27 November 2014

Hannah: The Other Woman

1 Samuel 1:1-2:11

Forgive these tears -
I can't stop them anymore.
My sadness is an ocean
so deep I cannot eat,
so deep I cannot sleep.

Awake at night I hear them
sometimes, in the room next door -
him and her -
the other woman.
It had to be, he said.
And I understand.
But that doesn't help.
You'll always be my first love, he says.
And I believe him.
But that doesn't help either.
For my problem is not jealousy -
my problem is me.

Who is the other woman?
She, or me?
Who of us fulfills her purpose
as woman and as wife?
Who has done her duty -
and who has had to be replaced?
Are her tauntings true?
Sometimes I think they are
and I cry and I cry
and I can't tell him why
because he wouldn't understand.

Am I not more than sons? he says.
Of course he is -
but that doesn't help.
I love you even so, he says.
I know -
but that doesn't help either.
For nothing can help me -
but YOU.

Lord, you are the island
in my stormy ocean,
the rock I can hold on to,
the only hope for me.
You lift up the weak,
you feed the hungry,
you turn the barren woman
into a mother.
Your power can turn
the world upside-down.

Turn my world upside-down.
Change this sadness into joy,
and my begging into thanks.
Fill my empty rooms
with children's laughter
and give my life purpose again.
But not for me -
no, for your glory,
that your power can be seen
on a small, weak thing like me.
And I will give you all I have,
my greatest treasure,
my most valued gift:
the child
that you are giving me.


[January 2012]

I was trying to imagine what it might feel like for Hannah to be one of two wives - especially because she was the one who couldn't have children. In those days, a central part of a woman's life was bearing children. There's still cultures where women mainly exist as "baby machines" (extremely said).
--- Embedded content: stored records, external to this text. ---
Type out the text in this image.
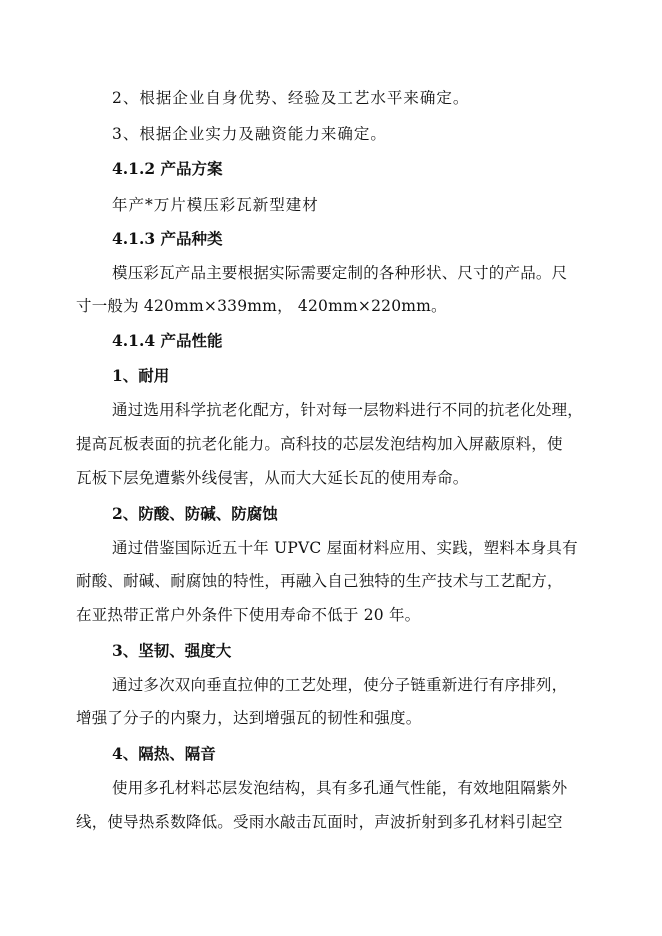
2、根据企业自身优势、经验及工艺水平来确定。
3、根据企业实力及融资能力来确定。
4.1.2 产品方案
年产*万片模压彩瓦新型建材
4.1.3 产品种类
模压彩瓦产品主要根据实际需要定制的各种形状、尺寸的产品。尺
寸一般为 420mm×339mm， 420mm×220mm。
4.1.4 产品性能
1、耐用
通过选用科学抗老化配方，针对每一层物料进行不同的抗老化处理，
提高瓦板表面的抗老化能力。高科技的芯层发泡结构加入屏蔽原料，使
瓦板下层免遭紫外线侵害，从而大大延长瓦的使用寿命。
2、防酸、防碱、防腐蚀
通过借鉴国际近五十年 UPVC 屋面材料应用、实践，塑料本身具有
耐酸、耐碱、耐腐蚀的特性，再融入自己独特的生产技术与工艺配方，
在亚热带正常户外条件下使用寿命不低于 20 年。
3、坚韧、强度大
通过多次双向垂直拉伸的工艺处理，使分子链重新进行有序排列，
增强了分子的内聚力，达到增强瓦的韧性和强度。
4、隔热、隔音
使用多孔材料芯层发泡结构，具有多孔通气性能，有效地阻隔紫外
线，使导热系数降低。受雨水敲击瓦面时，声波折射到多孔材料引起空
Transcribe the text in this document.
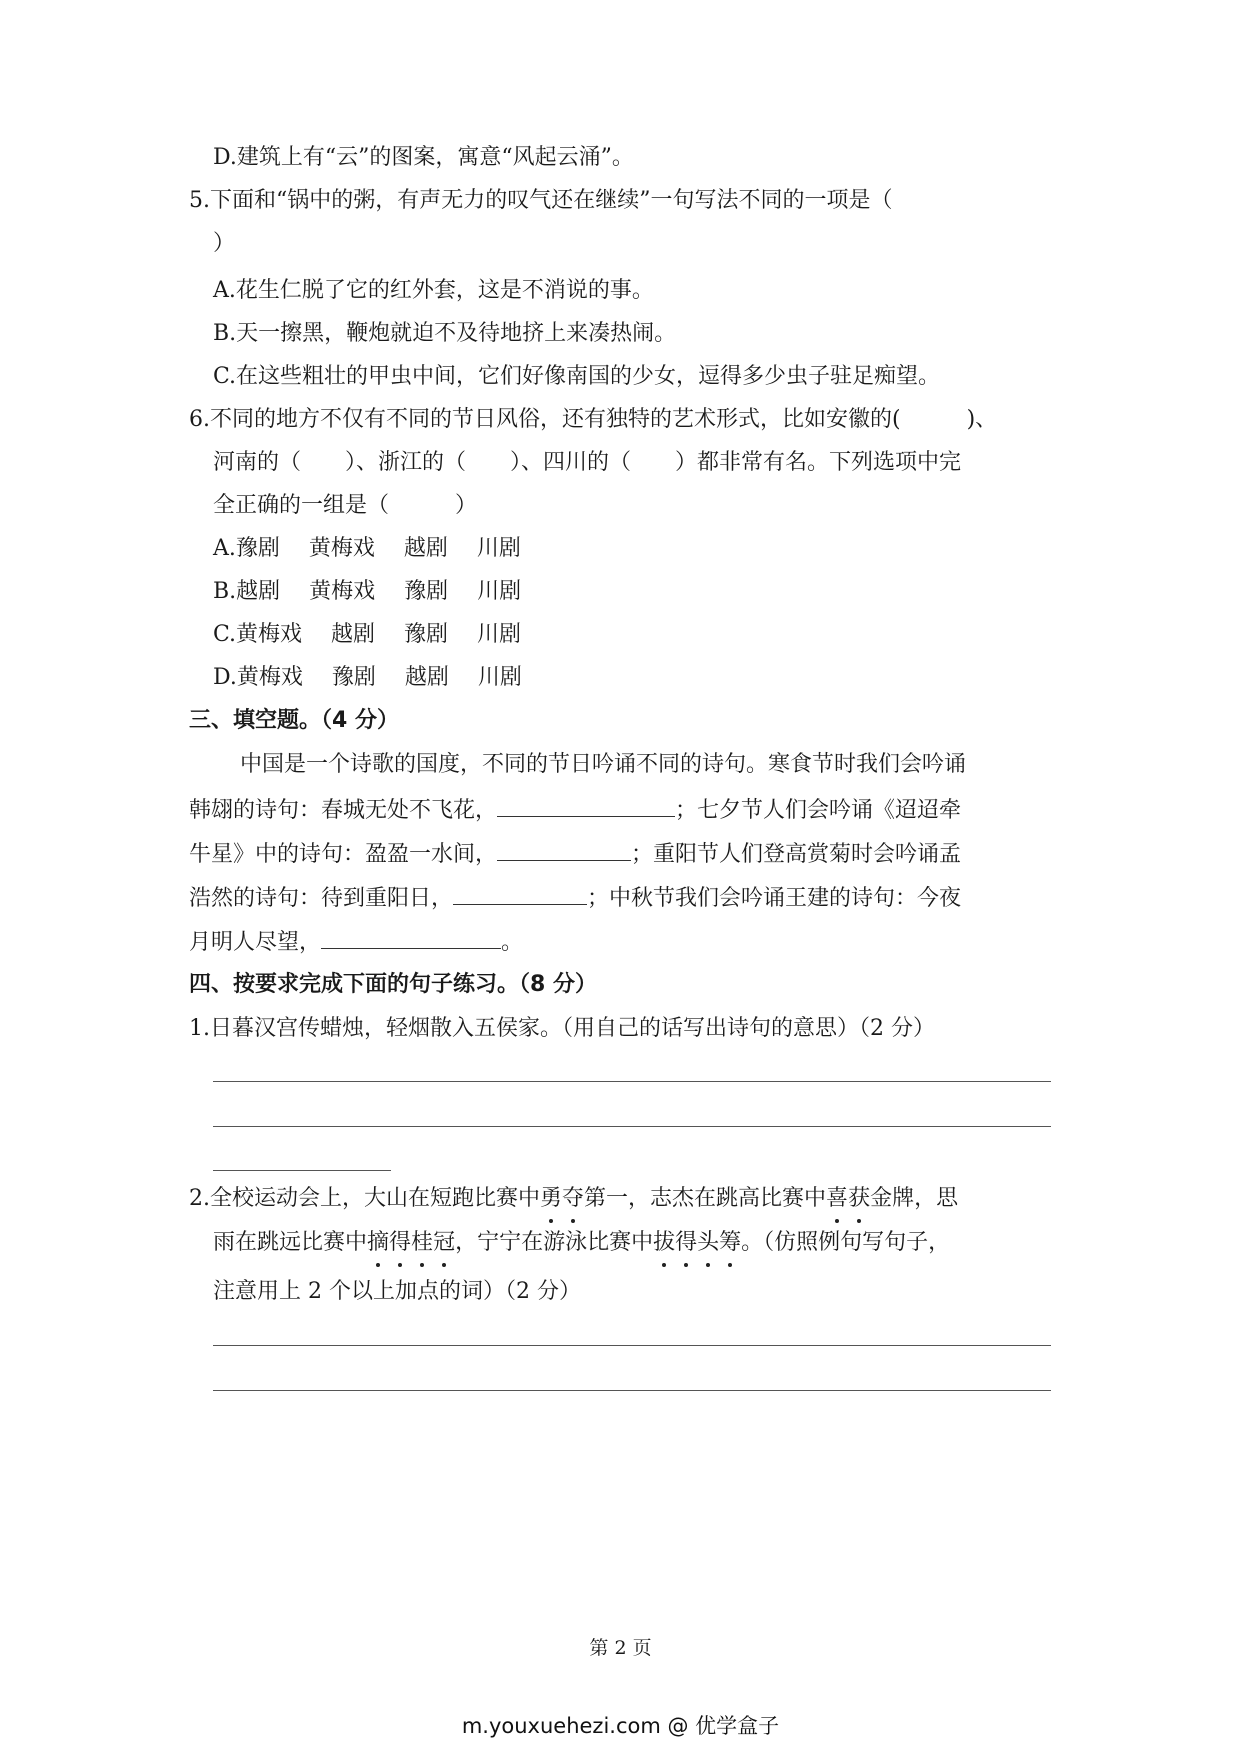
D.建筑上有“云”的图案，寓意“风起云涌”。
5.下面和“锅中的粥，有声无力的叹气还在继续”一句写法不同的一项是（
）
A.花生仁脱了它的红外套，这是不消说的事。
B.天一擦黑，鞭炮就迫不及待地挤上来凑热闹。
C.在这些粗壮的甲虫中间，它们好像南国的少女，逗得多少虫子驻足痴望。
6.不同的地方不仅有不同的节日风俗，还有独特的艺术形式，比如安徽的(　　　)、
河南的（　　）、浙江的（　　）、四川的（　　）都非常有名。下列选项中完
全正确的一组是（　　　）
A.豫剧　 黄梅戏　 越剧　 川剧
B.越剧　 黄梅戏　 豫剧　 川剧
C.黄梅戏　 越剧　 豫剧　 川剧
D.黄梅戏　 豫剧　 越剧　 川剧
三、填空题。（4 分）
中国是一个诗歌的国度，不同的节日吟诵不同的诗句。寒食节时我们会吟诵
韩翃的诗句：春城无处不飞花，	；七夕节人们会吟诵《迢迢牵
牛星》中的诗句：盈盈一水间，	；重阳节人们登高赏菊时会吟诵孟
浩然的诗句：待到重阳日，	；中秋节我们会吟诵王建的诗句：今夜
月明人尽望，	。
四、按要求完成下面的句子练习。（8 分）
1.日暮汉宫传蜡烛，轻烟散入五侯家。（用自己的话写出诗句的意思）（2 分）
2.全校运动会上，大山在短跑比赛中勇夺第一，志杰在跳高比赛中喜获金牌，思
雨在跳远比赛中摘得桂冠，宁宁在游泳比赛中拔得头筹。（仿照例句写句子，
注意用上 2 个以上加点的词）（2 分）
第 2 页
m.youxuehezi.com @ 优学盒子
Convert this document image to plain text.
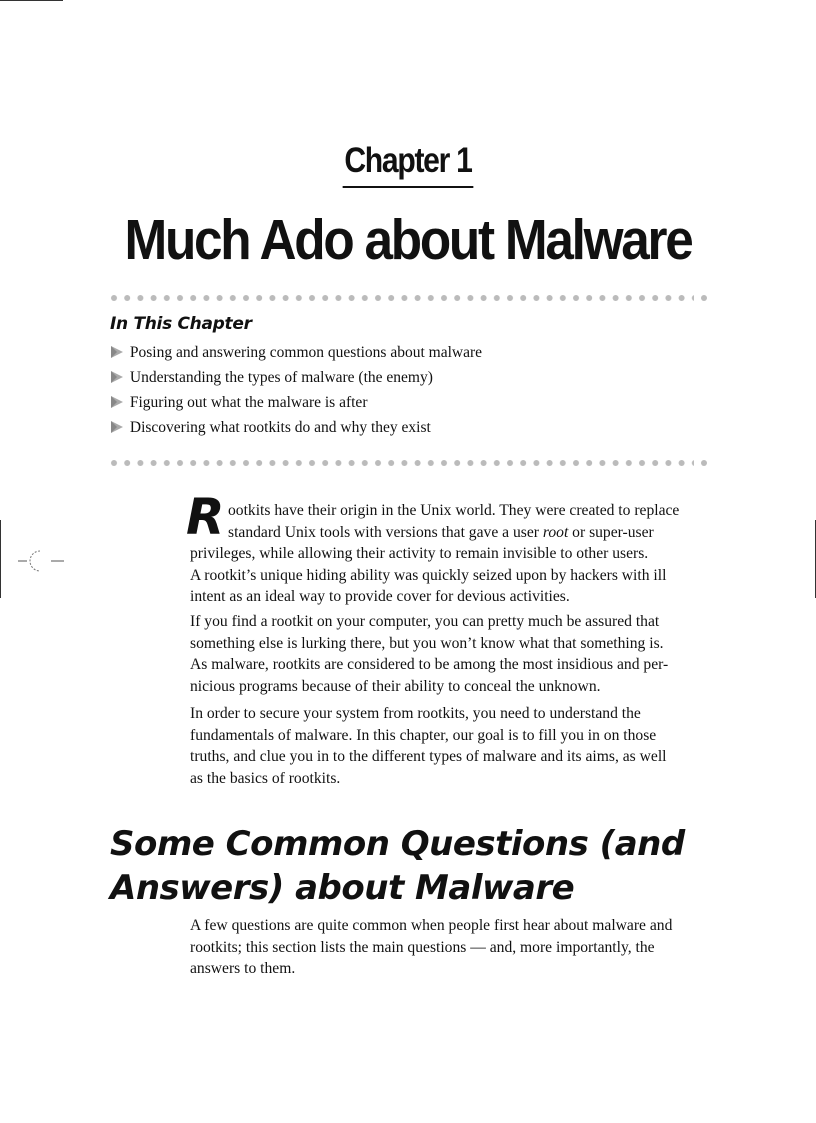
Chapter 1
Much Ado about Malware
In This Chapter
Posing and answering common questions about malware
Understanding the types of malware (the enemy)
Figuring out what the malware is after
Discovering what rootkits do and why they exist
R ootkits have their origin in the Unix world. They were created to replace
standard Unix tools with versions that gave a user root or super-user
privileges, while allowing their activity to remain invisible to other users.
A rootkit’s unique hiding ability was quickly seized upon by hackers with ill
intent as an ideal way to provide cover for devious activities.
If you find a rootkit on your computer, you can pretty much be assured that
something else is lurking there, but you won’t know what that something is.
As malware, rootkits are considered to be among the most insidious and per-
nicious programs because of their ability to conceal the unknown.
In order to secure your system from rootkits, you need to understand the
fundamentals of malware. In this chapter, our goal is to fill you in on those
truths, and clue you in to the different types of malware and its aims, as well
as the basics of rootkits.
Some Common Questions (and
Answers) about Malware
A few questions are quite common when people first hear about malware and
rootkits; this section lists the main questions — and, more importantly, the
answers to them.
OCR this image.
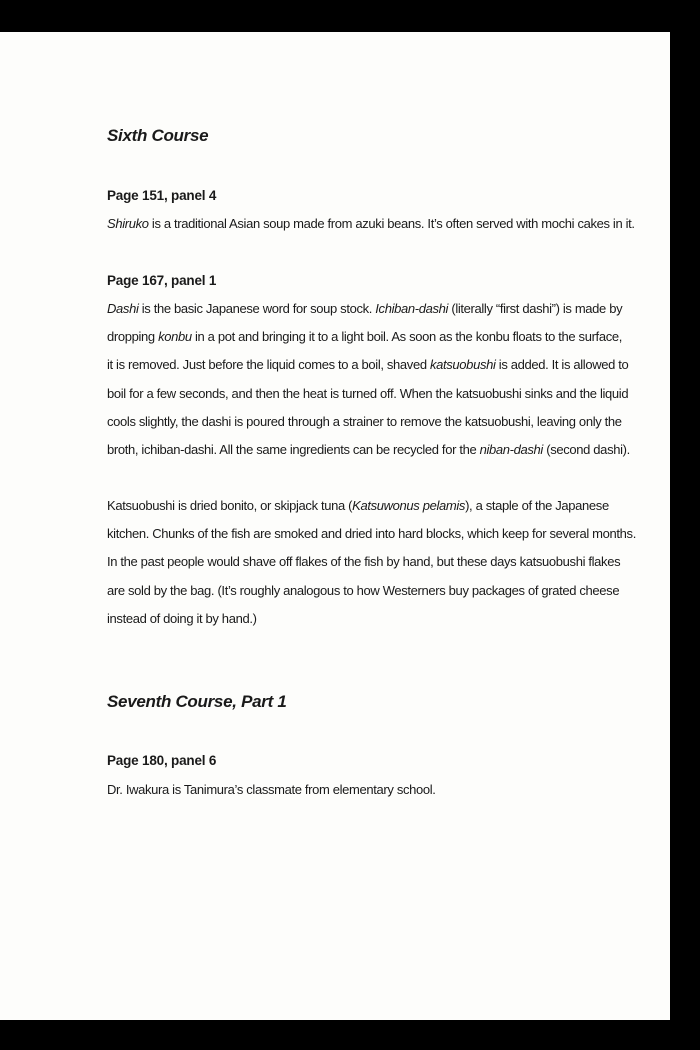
Sixth Course
Page 151, panel 4

Shiruko is a traditional Asian soup made from azuki beans. It’s often served with mochi cakes in it.

Page 167, panel 1

Dashi is the basic Japanese word for soup stock. Ichiban-dashi (literally “first dashi”) is made by
dropping konbu in a pot and bringing it to a light boil. As soon as the konbu floats to the surface,
it is removed. Just before the liquid comes to a boil, shaved katsuobushi is added. It is allowed to
boil for a few seconds, and then the heat is turned off. When the katsuobushi sinks and the liquid
cools slightly, the dashi is poured through a strainer to remove the katsuobushi, leaving only the
broth, ichiban-dashi. All the same ingredients can be recycled for the niban-dashi (second dashi).

Katsuobushi is dried bonito, or skipjack tuna (Katsuwonus pelamis), a staple of the Japanese
kitchen. Chunks of the fish are smoked and dried into hard blocks, which keep for several months.
In the past people would shave off flakes of the fish by hand, but these days katsuobushi flakes
are sold by the bag. (It’s roughly analogous to how Westerners buy packages of grated cheese
instead of doing it by hand.)

Seventh Course, Part 1
Page 180, panel 6

Dr. Iwakura is Tanimura’s classmate from elementary school.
I can imagine that Elkanah married Peninnah because Hannah couldn't have children, and sort of "added" her so that he'd have heirs. Anyway, those were my background thoughts to this poem. ^^

I based a lot around Hannah's prayer in 1 Sam 2 - which is very similar to the Magnificat (Mary's prayer) in the Gospel of Luke: God turns the world around, He does things differently from our expectations, He is not like us. To the world, Hannah was a failure: a woman who couldn't fulfill her purpose in life, namely that of bringing children into the world. But God loved her - and He loves all of us too, even if the world does not accept us. God loves broken people - and He can make them whole.